Valorização do mínimo é conquista dos trabalhadores e das trabalhadoras
05 janeiro 11:01 2012 CUT Nacional

Reajuste acima da inflação durante dez anos é resultado de seguidas marchas e manifestações na capital federal

Os trabalhadores brasileiros iniciaram 2012 com um novo valor do salário mínimo: R$ 622. O reajuste, em relação aos R$ 545 fixados em março de 2011, foi de 14,13%, representando um aumento real de 9,02% no período.

“A valorização do salário mínimo é uma das principais reivindicações dos trabalhadores. A partir de sucessivas manifestações da CUT, das suas entidades e outras centrais sindicais, conseguimos um acordo firmado com o governo federal que estabeleceu uma política para melhorar os ganhos de quem está na base da pirâmide”, afirma o diretor executivo do Sindicato dos Bancários de São Paulo e secretário de Imprensa da CUT-SP, Daniel Reis.

Segundo o Departamento Intersindical de Estatística e Estudos Socioeconômicos (Dieese), por volta de 45 milhões de pessoas no país, entre trabalhadores da ativa e aposentados, têm o rendimento referenciado pelo salário mínimo.

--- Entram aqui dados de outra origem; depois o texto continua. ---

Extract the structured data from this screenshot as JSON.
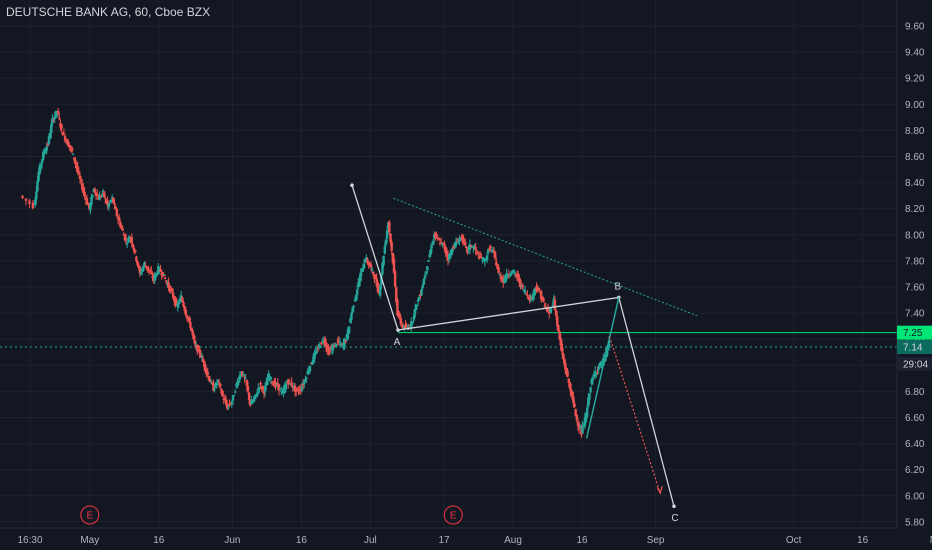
{
  "header": {
    "title": "DEUTSCHE BANK AG, 60, Cboe BZX"
  },
  "colors": {
    "background": "#131722",
    "up_candle": "#26a69a",
    "down_candle": "#ef5350",
    "axis_text": "#b2b5be",
    "grid": "#1e222d",
    "price_line_green": "#00e676",
    "pattern_white": "#d1d4dc",
    "trend_teal": "#26a69a",
    "event_marker": "#f23645"
  },
  "chart_data": {
    "type": "candlestick",
    "title": "DEUTSCHE BANK AG, 60, Cboe BZX",
    "y_axis": {
      "ticks": [
        "9.60",
        "9.40",
        "9.20",
        "9.00",
        "8.80",
        "8.60",
        "8.40",
        "8.20",
        "8.00",
        "7.80",
        "7.60",
        "7.40",
        "7.20",
        "7.00",
        "6.80",
        "6.60",
        "6.40",
        "6.20",
        "6.00",
        "5.80"
      ],
      "range": [
        5.78,
        9.72
      ]
    },
    "x_axis": {
      "ticks": [
        {
          "label": "16:30",
          "day": 0
        },
        {
          "label": "May",
          "day": 13
        },
        {
          "label": "16",
          "day": 28
        },
        {
          "label": "Jun",
          "day": 44
        },
        {
          "label": "16",
          "day": 59
        },
        {
          "label": "Jul",
          "day": 74
        },
        {
          "label": "17",
          "day": 90
        },
        {
          "label": "Aug",
          "day": 105
        },
        {
          "label": "16",
          "day": 120
        },
        {
          "label": "Sep",
          "day": 136
        },
        {
          "label": "Oct",
          "day": 166
        },
        {
          "label": "16",
          "day": 181
        },
        {
          "label": "No",
          "day": 197
        }
      ]
    },
    "price_labels": [
      {
        "value": "7.25",
        "price": 7.25,
        "style": "green"
      },
      {
        "value": "7.14",
        "price": 7.14,
        "style": "teal"
      },
      {
        "value": "29:04",
        "price": 7.01,
        "style": "dark"
      }
    ],
    "series": [
      {
        "points": [
          [
            -2,
            8.3
          ],
          [
            1,
            8.22
          ],
          [
            2,
            8.48
          ],
          [
            3,
            8.62
          ],
          [
            4,
            8.7
          ],
          [
            5,
            8.88
          ],
          [
            6,
            8.95
          ],
          [
            7,
            8.8
          ],
          [
            8,
            8.72
          ],
          [
            9,
            8.66
          ],
          [
            10,
            8.55
          ],
          [
            11,
            8.42
          ],
          [
            12,
            8.3
          ],
          [
            13,
            8.2
          ],
          [
            14,
            8.35
          ],
          [
            15,
            8.28
          ],
          [
            16,
            8.32
          ],
          [
            17,
            8.22
          ],
          [
            18,
            8.28
          ],
          [
            19,
            8.15
          ],
          [
            20,
            8.05
          ],
          [
            21,
            7.95
          ],
          [
            22,
            7.98
          ],
          [
            23,
            7.85
          ],
          [
            24,
            7.7
          ],
          [
            25,
            7.78
          ],
          [
            26,
            7.72
          ],
          [
            27,
            7.66
          ],
          [
            28,
            7.74
          ],
          [
            29,
            7.7
          ],
          [
            30,
            7.62
          ],
          [
            31,
            7.55
          ],
          [
            32,
            7.45
          ],
          [
            33,
            7.52
          ],
          [
            34,
            7.4
          ],
          [
            35,
            7.3
          ],
          [
            36,
            7.15
          ],
          [
            37,
            7.1
          ],
          [
            38,
            7.0
          ],
          [
            39,
            6.9
          ],
          [
            40,
            6.82
          ],
          [
            41,
            6.88
          ],
          [
            42,
            6.76
          ],
          [
            43,
            6.68
          ],
          [
            44,
            6.72
          ],
          [
            45,
            6.85
          ],
          [
            46,
            6.95
          ],
          [
            47,
            6.88
          ],
          [
            48,
            6.7
          ],
          [
            49,
            6.75
          ],
          [
            50,
            6.85
          ],
          [
            51,
            6.8
          ],
          [
            52,
            6.92
          ],
          [
            53,
            6.86
          ],
          [
            54,
            6.84
          ],
          [
            55,
            6.78
          ],
          [
            56,
            6.88
          ],
          [
            57,
            6.85
          ],
          [
            58,
            6.8
          ],
          [
            59,
            6.82
          ],
          [
            60,
            6.9
          ],
          [
            61,
            7.0
          ],
          [
            62,
            7.08
          ],
          [
            63,
            7.15
          ],
          [
            64,
            7.2
          ],
          [
            65,
            7.1
          ],
          [
            66,
            7.14
          ],
          [
            67,
            7.18
          ],
          [
            68,
            7.15
          ],
          [
            69,
            7.22
          ],
          [
            70,
            7.4
          ],
          [
            71,
            7.55
          ],
          [
            72,
            7.7
          ],
          [
            73,
            7.82
          ],
          [
            74,
            7.76
          ],
          [
            75,
            7.68
          ],
          [
            76,
            7.55
          ],
          [
            77,
            7.85
          ],
          [
            78,
            8.1
          ],
          [
            79,
            7.8
          ],
          [
            80,
            7.4
          ],
          [
            81,
            7.3
          ],
          [
            82,
            7.28
          ],
          [
            83,
            7.32
          ],
          [
            84,
            7.45
          ],
          [
            85,
            7.55
          ],
          [
            86,
            7.7
          ],
          [
            87,
            7.85
          ],
          [
            88,
            8.0
          ],
          [
            89,
            7.95
          ],
          [
            90,
            7.92
          ],
          [
            91,
            7.82
          ],
          [
            92,
            7.9
          ],
          [
            93,
            7.95
          ],
          [
            94,
            7.98
          ],
          [
            95,
            7.88
          ],
          [
            96,
            7.92
          ],
          [
            97,
            7.88
          ],
          [
            98,
            7.82
          ],
          [
            99,
            7.8
          ],
          [
            100,
            7.9
          ],
          [
            101,
            7.85
          ],
          [
            102,
            7.7
          ],
          [
            103,
            7.65
          ],
          [
            104,
            7.7
          ],
          [
            105,
            7.72
          ],
          [
            106,
            7.68
          ],
          [
            107,
            7.6
          ],
          [
            108,
            7.55
          ],
          [
            109,
            7.5
          ],
          [
            110,
            7.6
          ],
          [
            111,
            7.55
          ],
          [
            112,
            7.45
          ],
          [
            113,
            7.4
          ],
          [
            114,
            7.5
          ],
          [
            115,
            7.25
          ],
          [
            116,
            7.05
          ],
          [
            117,
            6.9
          ],
          [
            118,
            6.75
          ],
          [
            119,
            6.58
          ],
          [
            120,
            6.48
          ],
          [
            121,
            6.62
          ],
          [
            122,
            6.85
          ],
          [
            123,
            6.95
          ],
          [
            124,
            7.0
          ],
          [
            125,
            7.05
          ],
          [
            126,
            7.18
          ]
        ]
      }
    ],
    "drawings": {
      "abc_white": [
        {
          "label": "",
          "day": 70,
          "price": 8.38
        },
        {
          "label": "A",
          "day": 80,
          "price": 7.27
        },
        {
          "label": "B",
          "day": 128,
          "price": 7.52
        },
        {
          "label": "C",
          "day": 140,
          "price": 5.92
        }
      ],
      "green_wave": [
        {
          "day": 121,
          "price": 6.44
        },
        {
          "day": 128,
          "price": 7.52
        }
      ],
      "red_projection": [
        {
          "day": 126,
          "price": 7.22
        },
        {
          "day": 137,
          "price": 6.02
        }
      ],
      "teal_trendline": [
        {
          "day": 79,
          "price": 8.28
        },
        {
          "day": 145,
          "price": 7.38
        }
      ],
      "horizontal_lines": [
        {
          "price": 7.25,
          "style": "green-solid"
        },
        {
          "price": 7.14,
          "style": "teal-dotted"
        }
      ],
      "event_markers": [
        {
          "label": "E",
          "day": 13
        },
        {
          "label": "E",
          "day": 92
        }
      ]
    }
  }
}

Além disso, R$ 47 bilhões serão injetados na economia, estimando-se uma arrecadação tributária sobre o consumo na ordem de R$ 22,9 bilhões. “É uma distribuição de renda que é essencial para o crescimento econômico”, acrescenta Daniel.

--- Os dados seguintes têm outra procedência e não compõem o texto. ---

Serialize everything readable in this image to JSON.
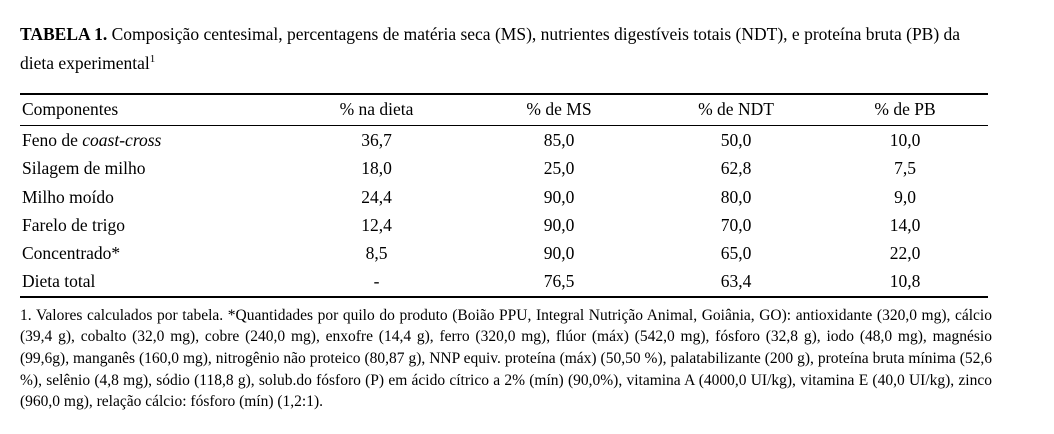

Histórico – A CUT e outras centrais sindicais lançaram em 2004 a campanha para valorização do salário mínimo e atualização da tabela do imposto de renda. Foram realizadas três marchas conjuntas em Brasília com essas reivindicações e, como resultado, em maio de 2005 o salário mínimo passou de R$ 260 para R$ 300. Em abril de 2006 foi elevado para R$ 350, e, em abril de 2007, para R$ 380. Em março de 2008, o valor foi alterado para R$ 415; em fevereiro de 2009 para R$ 465 e para R$ 510 em janeiro de 2010. Nos meses de janeiro e março de 2011 foi elevado para R$ 540 e R$ 545, respectivamente.

Segundo análise do Dieese o aumento real acumulado nesse período em relação ao INPC chega a 65,96%.

Também como resultado dessas negociações entre as centrais sindicais e o governo, foi acordado, em 2007, uma política permanente de valorização. O método foi definido por meio de medida provisória aprovada pelo Congresso e fixa que o valor será reajustado, até 2015, com base no Índice Nacional de Preços ao Consumidor (INPC) do ano anterior mais a variação do Produto Interno Bruto (PIB) de dois anos antes.